Sykes Enterprises, Incorporated Reports Third-Quarter 2010 Financial Results
--Stronger-than-expected revenue and earnings per share growth relative to business outlook
--Operating performance in EMEA improves sequentially
--The Company exits third-quarter 2010 with no debt--Raising 2010 business outlook and acquisition synergy target TAMPA, Fla., Nov. 1, 2010 (GLOBE NEWSWIRE) -- Sykes Enterprises, Incorporated ("SYKES" or the "Company") (Nasdaq:SYKE), a global leader in providing outsourced customer contact management solutions and services in the business process outsourcing (BPO) arena, announced today third-quarter 2010 financial results. Third quarter 2010 Highlights
- Third quarter 2010 revenues of $307.0 million increased $93.5 million, or 43.8%, over the comparable quarter last year; third quarter 2010 revenues included $101.2 million in contribution from the ICT acquisition.
- Third quarter 2010 operating margin was 4.3% versus 9.7% on a comparable basis; on an adjusted basis, a non-GAAP measure, which includes the ICT acquisition but excludes ICT acquisition-related costs (see Exhibit 4 for reconciliation) such as those associated with capacity rationalization and facilities consolidation, third quarter 2010 operating margin was 7.6% versus 10.3%, due to previously-discussed program expirations in both the Americas and EMEA regions beginning in the second-half of 2009, duplicative costs related to migration of demand to near-shore locations in Egypt, Romania and Germany, coupled with unfavorable translation of certain non-dollar denominated expenses and wage increases in certain geographies.
- Excluding the ICT acquisition and on a constant currency basis, third quarter 2010 revenues decreased 3.9% comparably due to tougher year-ago comparisons driven principally by previously-discussed program expirations, migration of demand to near-shore locations as well as softness in the technology and communications verticals, which more than offset increased demand from the financial services and transportation verticals.

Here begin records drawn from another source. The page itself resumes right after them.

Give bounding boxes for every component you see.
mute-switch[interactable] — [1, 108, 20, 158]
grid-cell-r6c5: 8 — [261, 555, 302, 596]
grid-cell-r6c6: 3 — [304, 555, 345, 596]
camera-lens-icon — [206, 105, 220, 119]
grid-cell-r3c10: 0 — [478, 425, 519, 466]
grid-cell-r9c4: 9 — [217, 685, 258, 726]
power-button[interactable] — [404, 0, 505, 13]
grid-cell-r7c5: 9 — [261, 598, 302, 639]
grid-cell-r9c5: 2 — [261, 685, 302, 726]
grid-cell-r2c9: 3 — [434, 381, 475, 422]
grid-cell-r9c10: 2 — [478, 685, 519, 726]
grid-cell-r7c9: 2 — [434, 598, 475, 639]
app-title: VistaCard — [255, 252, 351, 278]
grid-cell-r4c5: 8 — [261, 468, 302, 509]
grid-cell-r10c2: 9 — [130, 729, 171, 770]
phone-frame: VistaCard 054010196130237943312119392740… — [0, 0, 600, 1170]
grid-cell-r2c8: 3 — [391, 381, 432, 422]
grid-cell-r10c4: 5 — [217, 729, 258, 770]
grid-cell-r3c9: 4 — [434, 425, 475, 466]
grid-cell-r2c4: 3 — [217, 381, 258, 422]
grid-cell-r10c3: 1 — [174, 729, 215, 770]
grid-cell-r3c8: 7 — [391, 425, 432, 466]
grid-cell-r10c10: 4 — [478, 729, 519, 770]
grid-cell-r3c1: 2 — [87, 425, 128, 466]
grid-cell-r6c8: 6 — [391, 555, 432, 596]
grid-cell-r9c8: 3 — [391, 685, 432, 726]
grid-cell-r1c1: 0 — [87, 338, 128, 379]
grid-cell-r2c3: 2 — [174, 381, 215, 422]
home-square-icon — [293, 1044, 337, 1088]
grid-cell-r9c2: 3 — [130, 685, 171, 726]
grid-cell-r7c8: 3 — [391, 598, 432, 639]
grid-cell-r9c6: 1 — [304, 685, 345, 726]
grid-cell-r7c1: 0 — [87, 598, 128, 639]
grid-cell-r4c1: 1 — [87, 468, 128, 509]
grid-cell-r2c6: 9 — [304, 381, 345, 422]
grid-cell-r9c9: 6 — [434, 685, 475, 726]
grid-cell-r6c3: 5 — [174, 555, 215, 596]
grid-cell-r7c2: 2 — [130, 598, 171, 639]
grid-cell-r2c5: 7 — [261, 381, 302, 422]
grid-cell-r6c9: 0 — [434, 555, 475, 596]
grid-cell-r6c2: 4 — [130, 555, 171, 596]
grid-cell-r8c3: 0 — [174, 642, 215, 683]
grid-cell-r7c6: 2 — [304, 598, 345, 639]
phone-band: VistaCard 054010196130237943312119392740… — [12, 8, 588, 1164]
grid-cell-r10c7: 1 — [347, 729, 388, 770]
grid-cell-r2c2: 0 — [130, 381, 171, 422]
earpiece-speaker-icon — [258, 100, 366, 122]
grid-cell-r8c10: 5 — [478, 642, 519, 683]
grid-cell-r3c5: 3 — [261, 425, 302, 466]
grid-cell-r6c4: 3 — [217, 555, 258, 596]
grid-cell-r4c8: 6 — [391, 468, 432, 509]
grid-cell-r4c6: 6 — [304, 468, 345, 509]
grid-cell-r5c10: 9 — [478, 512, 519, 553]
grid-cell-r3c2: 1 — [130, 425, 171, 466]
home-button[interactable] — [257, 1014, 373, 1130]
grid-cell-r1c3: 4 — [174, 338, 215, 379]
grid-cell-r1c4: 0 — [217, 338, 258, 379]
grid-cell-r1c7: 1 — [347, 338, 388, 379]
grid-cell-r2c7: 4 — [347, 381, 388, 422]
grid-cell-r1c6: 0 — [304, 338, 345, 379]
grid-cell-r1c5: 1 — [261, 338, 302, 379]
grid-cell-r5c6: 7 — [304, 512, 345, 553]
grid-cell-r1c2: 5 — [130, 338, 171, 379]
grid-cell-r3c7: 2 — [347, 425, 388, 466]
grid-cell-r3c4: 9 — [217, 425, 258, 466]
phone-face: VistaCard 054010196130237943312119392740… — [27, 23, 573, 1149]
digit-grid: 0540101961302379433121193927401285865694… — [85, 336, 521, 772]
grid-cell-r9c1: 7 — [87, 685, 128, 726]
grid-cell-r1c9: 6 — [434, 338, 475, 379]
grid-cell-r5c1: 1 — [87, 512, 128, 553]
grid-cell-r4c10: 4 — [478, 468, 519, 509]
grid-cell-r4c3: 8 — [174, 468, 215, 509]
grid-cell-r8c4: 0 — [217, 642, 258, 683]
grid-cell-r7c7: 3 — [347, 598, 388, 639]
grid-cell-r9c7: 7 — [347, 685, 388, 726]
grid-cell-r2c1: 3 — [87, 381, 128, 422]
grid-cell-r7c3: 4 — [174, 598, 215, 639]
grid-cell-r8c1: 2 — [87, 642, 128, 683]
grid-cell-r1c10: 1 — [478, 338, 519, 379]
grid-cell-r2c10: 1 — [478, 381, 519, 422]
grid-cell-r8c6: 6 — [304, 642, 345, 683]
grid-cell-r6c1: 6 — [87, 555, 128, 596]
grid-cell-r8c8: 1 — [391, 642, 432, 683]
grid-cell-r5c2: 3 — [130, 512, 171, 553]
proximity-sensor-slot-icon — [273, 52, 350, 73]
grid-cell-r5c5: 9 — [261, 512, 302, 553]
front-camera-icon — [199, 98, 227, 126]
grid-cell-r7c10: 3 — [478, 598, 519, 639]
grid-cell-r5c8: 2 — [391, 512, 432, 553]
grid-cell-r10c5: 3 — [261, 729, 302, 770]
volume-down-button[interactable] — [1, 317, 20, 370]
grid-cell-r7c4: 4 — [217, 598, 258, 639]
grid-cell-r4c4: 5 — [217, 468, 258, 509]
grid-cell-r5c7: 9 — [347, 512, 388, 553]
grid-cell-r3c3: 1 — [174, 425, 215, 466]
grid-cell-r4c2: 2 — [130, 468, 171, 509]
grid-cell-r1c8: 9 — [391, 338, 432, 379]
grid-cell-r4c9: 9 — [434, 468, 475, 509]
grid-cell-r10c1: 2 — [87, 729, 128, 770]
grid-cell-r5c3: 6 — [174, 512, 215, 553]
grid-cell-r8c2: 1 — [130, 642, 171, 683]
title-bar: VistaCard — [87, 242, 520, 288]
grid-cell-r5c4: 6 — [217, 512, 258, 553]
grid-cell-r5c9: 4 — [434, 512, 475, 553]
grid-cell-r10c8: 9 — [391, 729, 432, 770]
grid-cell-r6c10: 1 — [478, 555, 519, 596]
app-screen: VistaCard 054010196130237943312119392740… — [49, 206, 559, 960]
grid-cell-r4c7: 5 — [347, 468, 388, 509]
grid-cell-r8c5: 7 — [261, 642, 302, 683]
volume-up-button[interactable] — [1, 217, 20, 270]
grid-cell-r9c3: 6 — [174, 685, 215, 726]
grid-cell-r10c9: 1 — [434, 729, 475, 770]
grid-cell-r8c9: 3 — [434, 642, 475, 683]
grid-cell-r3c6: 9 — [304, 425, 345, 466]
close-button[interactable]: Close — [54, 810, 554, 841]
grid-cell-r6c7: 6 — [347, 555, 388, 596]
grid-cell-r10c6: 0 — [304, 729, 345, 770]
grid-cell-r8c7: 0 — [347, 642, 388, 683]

- Excluding the ICT acquisition, third quarter 2010 operating margins declined 330 basis points (7.0% vs. 10.3%) comparably due principally to previously-discussed client program expirations, unfavorable translation of certain non-dollar denominated expenses, migration costs and wage increases in certain geographies.
- Third quarter 2010 diluted earnings per share was $0.29 versus $0.46 in the comparable quarter last year and above the Company's third quarter 2010 business outlook earnings per share range of $0.18 to $0.22. The decrease in the Company's third quarter 2010 diluted earnings per share on a comparable basis was due to unfavorable translation of certain non-dollar denominated expenses, an operating loss in the EMEA region due to factors noted above and higher interest expense. Relative to the business outlook, the increase in earnings per share was due to a combination of stronger-than-expected demand, reduced operating losses in EMEA, reduction in compensation expenses and tax benefits.
- On an adjusted basis, third quarter 2010 diluted earnings per share was $0.43 versus $0.48 per share in the comparable quarter last year and versus an adjusted diluted earnings per share range of $0.24 to $0.26 provided in the Company's third quarter 2010 business outlook. The decrease on a comparable basis was due to an operating loss in the EMEA region and higher interest expense. Relative to the business outlook, the increase in earnings per share was largely due to aforementioned factors. Assuming a forecasted tax rate of 20% as projected in the Company's third quarter 2010 business outlook and assuming projected net interest expense of approximately $1.3 million for the third quarter of 2010, adjusted diluted earnings per share would have been $0.38.